Type Mapping
Native Types
| Proto | Pyarrow | Note |
|---|---|---|
| bool | bool_ | |
| bytes | binary/large_binary | Configurable |
| double | float64 | |
| enum | int32/string/binary/large_string/large_binary/dictionary(int32, string)/dictionary(int32, binary) | Configurable |
| fixed32 | uint32 | |
| fixed64 | uint64 | |
| float | float32 | |
| int32 | int32 | |
| int64 | int64 | |
| message | struct | |
| sfixed32 | int32 | |
| sfixed64 | int64 | |
| sint32 | int32 | |
| sint64 | int64 | |
| string | string/large_string | Configurable |
| uint32 | uint32 | |
| uint64 | uint64 |
protarrow.ProtarrowConfig(
string_type=pa.large_string(),
binary_type=pa.large_binary(),
enum_type=pa.large_string(),
)
When using a string or binary enum_type, the type must match the corresponding string_type or binary_type.

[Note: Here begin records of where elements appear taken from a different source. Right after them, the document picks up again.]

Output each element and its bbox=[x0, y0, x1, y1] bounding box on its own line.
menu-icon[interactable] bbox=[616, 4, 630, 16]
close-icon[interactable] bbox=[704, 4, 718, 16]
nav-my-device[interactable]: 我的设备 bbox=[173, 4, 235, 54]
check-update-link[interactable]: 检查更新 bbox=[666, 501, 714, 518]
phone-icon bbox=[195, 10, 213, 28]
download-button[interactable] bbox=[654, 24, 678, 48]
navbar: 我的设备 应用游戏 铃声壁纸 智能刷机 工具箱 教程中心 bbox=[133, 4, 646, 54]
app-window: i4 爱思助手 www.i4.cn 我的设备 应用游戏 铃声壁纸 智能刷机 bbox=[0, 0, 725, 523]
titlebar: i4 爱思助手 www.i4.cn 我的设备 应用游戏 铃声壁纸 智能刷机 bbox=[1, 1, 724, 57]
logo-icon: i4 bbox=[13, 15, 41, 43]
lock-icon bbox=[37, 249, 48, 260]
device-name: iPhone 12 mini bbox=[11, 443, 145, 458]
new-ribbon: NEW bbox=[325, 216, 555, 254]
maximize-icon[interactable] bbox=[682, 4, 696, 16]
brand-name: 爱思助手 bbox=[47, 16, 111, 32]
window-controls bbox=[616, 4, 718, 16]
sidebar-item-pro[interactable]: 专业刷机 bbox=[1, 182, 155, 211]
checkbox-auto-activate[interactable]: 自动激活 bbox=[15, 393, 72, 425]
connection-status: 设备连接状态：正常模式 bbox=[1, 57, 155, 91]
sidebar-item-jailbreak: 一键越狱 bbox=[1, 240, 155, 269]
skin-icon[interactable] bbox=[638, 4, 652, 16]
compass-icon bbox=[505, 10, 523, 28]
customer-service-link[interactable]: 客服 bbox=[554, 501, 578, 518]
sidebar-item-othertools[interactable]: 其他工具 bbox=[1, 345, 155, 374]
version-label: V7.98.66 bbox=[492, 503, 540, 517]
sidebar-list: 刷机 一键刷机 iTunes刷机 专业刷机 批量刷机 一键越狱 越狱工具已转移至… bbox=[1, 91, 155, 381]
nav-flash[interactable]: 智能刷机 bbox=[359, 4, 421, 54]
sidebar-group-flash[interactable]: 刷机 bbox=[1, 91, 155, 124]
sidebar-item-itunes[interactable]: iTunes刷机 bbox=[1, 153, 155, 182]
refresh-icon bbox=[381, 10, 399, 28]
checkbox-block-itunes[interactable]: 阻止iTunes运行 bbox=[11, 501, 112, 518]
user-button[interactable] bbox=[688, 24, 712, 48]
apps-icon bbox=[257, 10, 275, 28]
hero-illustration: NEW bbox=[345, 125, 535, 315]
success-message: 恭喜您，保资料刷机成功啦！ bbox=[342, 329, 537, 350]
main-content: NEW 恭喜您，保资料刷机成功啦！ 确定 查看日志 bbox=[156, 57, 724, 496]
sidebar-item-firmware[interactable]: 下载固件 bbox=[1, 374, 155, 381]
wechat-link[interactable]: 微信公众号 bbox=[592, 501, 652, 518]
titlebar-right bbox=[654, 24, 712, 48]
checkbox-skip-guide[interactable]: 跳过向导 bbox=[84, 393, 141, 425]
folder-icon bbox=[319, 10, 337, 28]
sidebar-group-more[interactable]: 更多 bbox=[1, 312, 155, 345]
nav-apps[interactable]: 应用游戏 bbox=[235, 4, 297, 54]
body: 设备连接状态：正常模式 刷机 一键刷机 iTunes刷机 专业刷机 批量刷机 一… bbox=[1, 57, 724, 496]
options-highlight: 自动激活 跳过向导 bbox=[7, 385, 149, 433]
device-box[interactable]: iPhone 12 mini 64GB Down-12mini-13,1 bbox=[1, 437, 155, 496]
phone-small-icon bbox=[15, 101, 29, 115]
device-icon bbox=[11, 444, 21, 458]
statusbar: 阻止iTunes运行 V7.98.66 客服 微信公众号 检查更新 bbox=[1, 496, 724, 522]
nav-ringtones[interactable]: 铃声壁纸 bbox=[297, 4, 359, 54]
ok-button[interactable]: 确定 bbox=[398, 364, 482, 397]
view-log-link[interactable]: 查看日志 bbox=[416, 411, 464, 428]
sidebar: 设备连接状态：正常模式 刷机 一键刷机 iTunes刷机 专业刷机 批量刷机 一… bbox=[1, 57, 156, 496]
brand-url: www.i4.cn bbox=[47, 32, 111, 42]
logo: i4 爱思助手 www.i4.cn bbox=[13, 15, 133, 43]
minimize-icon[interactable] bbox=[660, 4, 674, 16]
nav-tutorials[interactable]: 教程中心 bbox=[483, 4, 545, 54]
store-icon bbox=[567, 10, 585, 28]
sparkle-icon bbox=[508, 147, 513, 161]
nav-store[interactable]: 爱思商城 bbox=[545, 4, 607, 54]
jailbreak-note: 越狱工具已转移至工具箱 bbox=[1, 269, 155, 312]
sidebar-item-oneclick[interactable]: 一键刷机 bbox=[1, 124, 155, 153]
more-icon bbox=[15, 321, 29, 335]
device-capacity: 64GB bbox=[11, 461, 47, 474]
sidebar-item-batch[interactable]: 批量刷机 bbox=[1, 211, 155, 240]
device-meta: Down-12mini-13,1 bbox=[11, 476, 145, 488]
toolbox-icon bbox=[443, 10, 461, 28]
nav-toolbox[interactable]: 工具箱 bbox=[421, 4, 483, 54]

For example, enum_type=pa.large_string() requires string_type=pa.large_string().
Dictionary-encoded enums
Enums can be dictionary-encoded for memory-efficient string or binary representation:
protarrow.ProtarrowConfig(
enum_type=pa.dictionary(pa.int32(), pa.string()),
)
Dictionary-encoded enums with pa.large_string() or pa.large_binary() values are not currently
supported due to a limitation in PyArrow that
prevents creating DictionaryArray with large string or large binary value types.
Other types
| Proto | Pyarrow | Note |
|---|---|---|
| repeated | list_/large_list | Configurable |
| map | map_ | |
| google.protobuf.BoolValue | bool_ | |
| google.protobuf.BytesValue | binary/large_binary | Configurable |
| google.protobuf.DoubleValue | float64 | |
| google.protobuf.Empty | struct([]) | |
| google.protobuf.Int32Value | int32 | |
| google.protobuf.Int64Value | int64 | |
| google.protobuf.StringValue | string/large_string | Configurable |
| google.protobuf.Timestamp | timestamp("ns", "UTC") | Unit and timezone are configurable |
| google.protobuf.UInt32Value | uint32 | |
| google.protobuf.UInt64Value | uint64 | |
| google.type.Date | date32() | |
| google.type.TimeOfDay | time64/time32 | Unit and type are configurable |
| google.type.Duration | duration("ns") | Unit is configurable |
protarrow.ProtarrowConfig(
list_array_type=pa.LargeListArray,
timestamp_type=pa.timestamp("s", "UTC"),
time_of_day_type=pa.time32("s"),
duration_type=pa.duration("s"),
)
Date range limitation
google.type.Date is converted through Python's datetime.date, which only supports dates from
0001-01-01 to 9999-12-31. Proto Date values outside this range (e.g. Date(year=0, month=0, day=0))
cannot be represented as datetime.date. These values are stored using a special sentinel value and
will round-trip back as Date(year=0, month=0, day=0) regardless of the original month and day.
Nullability
By default, nullability follows the convention imposed by protobuf:
- Primitive field, list, map, list value, map key and map value are non-nullable.
- Non-repeated messages and
optionalare the only nullable fields.
Some of this can be configured:
protarrow.ProtarrowConfig(
list_nullable=True,
map_nullable=True,
list_value_nullable=True,
map_value_nullable=True,
)
Map/List values fields names
You can also customize the name of the pa.list_ and pa.map_ items names.
This doesn't semantically change the schema of the table, but may change its string representation.
protarrow.ProtarrowConfig(
list_value_name="array",
map_value_name="map_value",
)
For example this will change a repated int32 field's arrow type from ListType(list<item: int32>) to ListType(list<array: int32>).